Agáta Marzecová was selected for the two-week long Rewilding Cultures residency via an open call in 2023. She will travel to residency to Kilpisjärvi Biological Station in June.
How to learn to recognize and account for ecological relations that do not fit neatly within the binary of conservation and extraction?
Marzecová's visit to Kilpisjärvi focuses on the “rewilding of scientific categories,” continuing her longer exploration of how ecological narratives — such as biodiversity and naturalness — structure ways of knowing and relating to nature, through the lens of queer and feminist ecology. Rewilding, in this sense, is not about seeking a return to a wilder, more pristine nature "out there," but about cultivating a wildness of thought and practice that seeks to develop more situated and less normative ecological accounts — not to dismiss the authority of scientific models, but to grapple with their complicity in capitalist logics of exploitation and control.

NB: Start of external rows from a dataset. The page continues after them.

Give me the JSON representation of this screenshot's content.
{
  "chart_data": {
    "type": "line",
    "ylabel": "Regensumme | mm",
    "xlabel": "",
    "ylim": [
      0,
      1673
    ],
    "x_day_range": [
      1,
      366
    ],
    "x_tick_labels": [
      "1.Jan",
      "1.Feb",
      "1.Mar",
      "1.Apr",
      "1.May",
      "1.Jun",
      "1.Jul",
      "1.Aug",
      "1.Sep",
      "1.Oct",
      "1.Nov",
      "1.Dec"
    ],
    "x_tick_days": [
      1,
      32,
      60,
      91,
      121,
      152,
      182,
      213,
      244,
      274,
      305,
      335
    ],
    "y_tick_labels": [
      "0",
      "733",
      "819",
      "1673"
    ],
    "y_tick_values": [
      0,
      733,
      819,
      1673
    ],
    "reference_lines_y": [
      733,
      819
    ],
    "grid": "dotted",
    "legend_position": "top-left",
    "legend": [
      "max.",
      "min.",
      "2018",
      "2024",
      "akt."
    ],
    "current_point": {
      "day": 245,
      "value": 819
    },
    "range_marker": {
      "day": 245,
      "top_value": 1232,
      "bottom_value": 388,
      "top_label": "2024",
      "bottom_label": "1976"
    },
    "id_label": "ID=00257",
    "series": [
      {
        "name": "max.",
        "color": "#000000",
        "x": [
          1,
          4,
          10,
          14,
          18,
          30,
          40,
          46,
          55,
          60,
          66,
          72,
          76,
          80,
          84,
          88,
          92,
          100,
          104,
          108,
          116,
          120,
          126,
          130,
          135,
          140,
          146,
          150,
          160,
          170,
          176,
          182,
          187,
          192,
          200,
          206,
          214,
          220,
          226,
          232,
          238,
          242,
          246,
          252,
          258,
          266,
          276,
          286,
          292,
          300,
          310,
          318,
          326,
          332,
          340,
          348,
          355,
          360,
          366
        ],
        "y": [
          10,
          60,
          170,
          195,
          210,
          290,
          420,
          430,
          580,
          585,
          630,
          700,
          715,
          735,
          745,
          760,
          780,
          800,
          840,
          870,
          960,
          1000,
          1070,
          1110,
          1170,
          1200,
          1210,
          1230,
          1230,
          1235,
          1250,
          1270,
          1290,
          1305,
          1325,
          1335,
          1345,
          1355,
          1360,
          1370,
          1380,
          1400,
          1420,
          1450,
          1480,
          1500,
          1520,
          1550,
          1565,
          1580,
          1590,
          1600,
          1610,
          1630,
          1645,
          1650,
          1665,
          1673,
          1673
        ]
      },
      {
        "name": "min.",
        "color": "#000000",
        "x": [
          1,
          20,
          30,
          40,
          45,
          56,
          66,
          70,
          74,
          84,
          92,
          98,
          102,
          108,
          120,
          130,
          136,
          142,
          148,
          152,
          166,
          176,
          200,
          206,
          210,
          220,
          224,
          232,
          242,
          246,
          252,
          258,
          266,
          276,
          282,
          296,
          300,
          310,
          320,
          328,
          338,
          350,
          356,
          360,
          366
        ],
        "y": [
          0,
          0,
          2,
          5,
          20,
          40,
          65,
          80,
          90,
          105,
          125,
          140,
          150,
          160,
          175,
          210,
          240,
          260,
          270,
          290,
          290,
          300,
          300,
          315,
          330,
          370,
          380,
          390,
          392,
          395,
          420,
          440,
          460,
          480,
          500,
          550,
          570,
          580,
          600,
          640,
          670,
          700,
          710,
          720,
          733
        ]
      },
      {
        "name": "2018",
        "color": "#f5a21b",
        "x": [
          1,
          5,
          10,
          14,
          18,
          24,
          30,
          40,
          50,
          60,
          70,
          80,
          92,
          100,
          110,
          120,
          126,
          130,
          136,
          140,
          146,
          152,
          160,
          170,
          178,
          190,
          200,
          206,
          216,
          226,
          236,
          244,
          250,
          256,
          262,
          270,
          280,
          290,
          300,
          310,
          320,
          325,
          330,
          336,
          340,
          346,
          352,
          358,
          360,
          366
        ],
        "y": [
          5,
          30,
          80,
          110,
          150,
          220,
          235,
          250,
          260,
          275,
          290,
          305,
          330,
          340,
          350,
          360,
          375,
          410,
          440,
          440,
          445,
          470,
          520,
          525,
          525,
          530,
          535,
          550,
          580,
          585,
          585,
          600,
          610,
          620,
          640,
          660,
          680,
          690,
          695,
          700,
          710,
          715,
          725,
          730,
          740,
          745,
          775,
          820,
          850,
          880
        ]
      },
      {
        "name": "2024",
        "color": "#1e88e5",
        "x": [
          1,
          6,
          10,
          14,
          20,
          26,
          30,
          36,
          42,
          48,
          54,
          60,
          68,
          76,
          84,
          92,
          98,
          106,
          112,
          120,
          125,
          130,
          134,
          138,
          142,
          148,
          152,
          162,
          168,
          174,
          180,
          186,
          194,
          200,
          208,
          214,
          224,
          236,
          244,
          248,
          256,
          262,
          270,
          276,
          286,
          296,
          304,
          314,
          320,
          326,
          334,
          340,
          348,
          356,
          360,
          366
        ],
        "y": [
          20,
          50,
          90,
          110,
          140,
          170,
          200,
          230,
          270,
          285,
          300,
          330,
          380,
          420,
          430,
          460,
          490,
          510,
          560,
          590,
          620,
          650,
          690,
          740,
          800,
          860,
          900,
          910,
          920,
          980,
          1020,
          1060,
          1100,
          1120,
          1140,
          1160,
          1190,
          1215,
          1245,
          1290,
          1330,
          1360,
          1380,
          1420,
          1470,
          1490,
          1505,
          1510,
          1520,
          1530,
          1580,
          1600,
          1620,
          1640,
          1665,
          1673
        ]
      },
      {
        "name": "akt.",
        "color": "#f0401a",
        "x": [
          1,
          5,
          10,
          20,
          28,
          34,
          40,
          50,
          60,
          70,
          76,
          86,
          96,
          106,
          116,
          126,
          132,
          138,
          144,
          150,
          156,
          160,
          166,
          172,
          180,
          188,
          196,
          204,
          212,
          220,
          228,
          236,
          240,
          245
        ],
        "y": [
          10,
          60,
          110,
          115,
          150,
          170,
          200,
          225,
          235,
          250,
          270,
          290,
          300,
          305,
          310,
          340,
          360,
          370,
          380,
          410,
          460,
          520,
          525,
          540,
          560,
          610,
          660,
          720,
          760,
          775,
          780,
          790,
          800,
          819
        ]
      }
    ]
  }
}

"I am grateful for the opportunity to work through these questions in a place where extraction and enclosure — often through environmental "solutions" — as well as practices of resistance and refusal, are not abstract concepts but lived and material processes that shape, and are shaped by, the land and the forms of life it sustains."
Agáta Marzecová is an interdisciplinary researcher working across ecology, art, and pedagogy. She has contributed to essays in Anthropocene Review, Environment and Planning C: Politics and Space, and Forest as a Journal, as well as to artistic projects like The Baltic Pavilion (Venice Architecture Biennale, 2016) and The Baltic Material Assemblies (2018). She collaborates with visual artist Hanna Husberg on the long-term, art-led research project Towards Atmospheric Care. Based in Tallinn, she is an associate lecturer at the Estonian Academy of Arts, where she facilitates interdisciplinary courses such as On the commons: land, knowledge and practice and Ecology in the expanded field.